Mayor aims to kick drug stores’ habit

San Francisco would become the first city in the nation to ban the sale of tobacco in pharmacies if legislation that was quietly introduced by Mayor Gavin Newsom is approved.

If the Board of Supervisors adopts the legislation, hundreds of pharmacies in The City would have to stop selling tobacco products — including cigarettes, cigars, pipes and chewing tobacco — as soon as October.

“This is a sensible measure to deal with health problems before they start, andit’s consistent with our prevention-focused efforts such as Healthy San Francisco and Shape Up SF,” Newsom said.

A violation would carry steep fines, ranging from $100 to $1,000.

The legislation says that “through the sale of tobacco products, pharmacies convey tacit approval of the purchase and use of tobacco products.”

Public Health Department Director Mitch Katz, who would oversee the enforcement, said it is a “conflict of interest” for pharmacies to sell tobacco products. In some cases, he said, people go to the stores to buy medication to treat health complications brought on by smoking.

Katz said the ban could reduce smoking as it creates another restriction that sends the message “smoking is bad.”

In recent years, San Francisco has snuffed out smoking in restaurants, parks, transit stops and most bars.

Walgreens spokesman Michael Polzin said the “biggest concern” about the proposed ban is how it would impact the sales of other products.
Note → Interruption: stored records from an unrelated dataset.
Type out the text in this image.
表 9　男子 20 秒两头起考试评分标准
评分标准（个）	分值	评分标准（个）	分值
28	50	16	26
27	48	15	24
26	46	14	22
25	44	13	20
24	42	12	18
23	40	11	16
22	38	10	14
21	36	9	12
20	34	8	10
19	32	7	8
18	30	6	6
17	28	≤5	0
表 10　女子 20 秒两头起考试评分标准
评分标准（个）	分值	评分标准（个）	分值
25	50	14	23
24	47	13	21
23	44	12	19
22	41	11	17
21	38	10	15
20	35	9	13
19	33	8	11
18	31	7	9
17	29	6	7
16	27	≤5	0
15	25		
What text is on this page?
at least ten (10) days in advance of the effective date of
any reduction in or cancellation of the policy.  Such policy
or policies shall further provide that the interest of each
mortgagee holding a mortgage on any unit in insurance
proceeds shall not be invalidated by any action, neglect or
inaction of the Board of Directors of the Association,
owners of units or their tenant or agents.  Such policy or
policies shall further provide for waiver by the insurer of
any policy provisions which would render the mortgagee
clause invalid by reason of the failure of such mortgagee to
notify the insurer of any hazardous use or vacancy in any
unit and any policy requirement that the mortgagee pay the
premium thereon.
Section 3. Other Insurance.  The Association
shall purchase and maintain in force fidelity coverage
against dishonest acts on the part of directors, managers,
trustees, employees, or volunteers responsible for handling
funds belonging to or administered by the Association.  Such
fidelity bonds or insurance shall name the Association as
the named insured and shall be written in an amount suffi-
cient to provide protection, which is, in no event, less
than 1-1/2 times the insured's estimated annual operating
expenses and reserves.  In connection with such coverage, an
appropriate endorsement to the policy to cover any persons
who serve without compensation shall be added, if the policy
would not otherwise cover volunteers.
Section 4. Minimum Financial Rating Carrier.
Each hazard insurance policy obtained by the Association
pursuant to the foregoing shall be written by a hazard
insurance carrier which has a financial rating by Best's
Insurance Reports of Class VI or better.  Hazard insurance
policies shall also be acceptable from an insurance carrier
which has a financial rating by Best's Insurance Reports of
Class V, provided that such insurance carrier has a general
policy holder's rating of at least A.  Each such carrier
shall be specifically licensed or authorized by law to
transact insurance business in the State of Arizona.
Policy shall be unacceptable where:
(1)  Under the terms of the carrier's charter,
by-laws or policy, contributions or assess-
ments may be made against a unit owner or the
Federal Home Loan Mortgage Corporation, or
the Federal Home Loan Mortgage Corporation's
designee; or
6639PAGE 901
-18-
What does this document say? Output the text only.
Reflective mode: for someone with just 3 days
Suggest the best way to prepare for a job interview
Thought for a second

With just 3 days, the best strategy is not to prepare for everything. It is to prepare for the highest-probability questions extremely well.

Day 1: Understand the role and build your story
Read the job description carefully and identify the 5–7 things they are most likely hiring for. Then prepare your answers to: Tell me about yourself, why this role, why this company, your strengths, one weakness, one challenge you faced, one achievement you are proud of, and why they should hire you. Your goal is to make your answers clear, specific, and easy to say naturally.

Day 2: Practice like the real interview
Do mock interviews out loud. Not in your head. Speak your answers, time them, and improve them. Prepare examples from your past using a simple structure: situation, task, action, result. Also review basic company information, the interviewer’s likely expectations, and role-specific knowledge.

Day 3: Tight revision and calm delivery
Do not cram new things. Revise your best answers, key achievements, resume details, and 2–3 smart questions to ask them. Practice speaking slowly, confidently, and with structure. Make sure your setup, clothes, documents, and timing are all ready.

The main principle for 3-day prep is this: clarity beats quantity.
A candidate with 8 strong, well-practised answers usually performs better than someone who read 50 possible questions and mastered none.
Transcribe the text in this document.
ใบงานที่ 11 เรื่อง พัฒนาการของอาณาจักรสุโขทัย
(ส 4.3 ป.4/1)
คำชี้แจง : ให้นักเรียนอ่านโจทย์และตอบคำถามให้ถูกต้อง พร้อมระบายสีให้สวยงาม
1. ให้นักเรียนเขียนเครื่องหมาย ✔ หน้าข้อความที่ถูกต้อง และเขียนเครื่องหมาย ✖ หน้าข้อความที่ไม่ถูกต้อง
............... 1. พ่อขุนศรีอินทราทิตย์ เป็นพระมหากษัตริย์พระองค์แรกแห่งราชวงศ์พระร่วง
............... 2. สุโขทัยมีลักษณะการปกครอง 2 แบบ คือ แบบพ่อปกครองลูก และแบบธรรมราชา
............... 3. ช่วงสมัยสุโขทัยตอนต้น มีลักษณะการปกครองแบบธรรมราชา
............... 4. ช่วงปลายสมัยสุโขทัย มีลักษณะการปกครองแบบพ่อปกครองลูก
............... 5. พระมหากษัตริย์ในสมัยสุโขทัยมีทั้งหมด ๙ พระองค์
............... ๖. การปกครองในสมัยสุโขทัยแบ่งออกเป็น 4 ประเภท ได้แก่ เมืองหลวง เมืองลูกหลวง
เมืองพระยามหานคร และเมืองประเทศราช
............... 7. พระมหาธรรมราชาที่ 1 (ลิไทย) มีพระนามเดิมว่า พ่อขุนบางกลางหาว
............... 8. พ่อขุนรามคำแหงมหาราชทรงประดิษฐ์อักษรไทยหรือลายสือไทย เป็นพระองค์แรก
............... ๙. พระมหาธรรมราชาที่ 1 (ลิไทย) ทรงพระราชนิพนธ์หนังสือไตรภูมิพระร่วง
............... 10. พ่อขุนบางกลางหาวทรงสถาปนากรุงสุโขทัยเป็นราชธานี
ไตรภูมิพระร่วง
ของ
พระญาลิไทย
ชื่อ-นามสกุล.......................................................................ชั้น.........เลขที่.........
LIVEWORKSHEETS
The proposal is expected to pick up support from pharmacists.

Michael Negrete, CEO of the Pharmacy Foundation of California, said a business promoting health should not “sell things that are hazardous to health.”

Smokers seem to have a different outlook.

Shamilla Jensen, who had purchased a pack of cigarettes from a Walgreens on Market Street, called the proposed law “silly.”

“Isn’t this a country that touts our freedom?” she said. “Why can’t someone be free to go to Walgreens and buy a pack of cigarettes or not buy a pack of cigarettes?”

A pharmacy is considered a business that has a state-licensed pharmacist on site selling prescription pharmaceuticals, which includes businesses such as Walgreens and Rite-Aid. The prohibition does not apply to general grocery stores or big-box stores.

A Board of Supervisors committee could vote on the legislation in the coming weeks.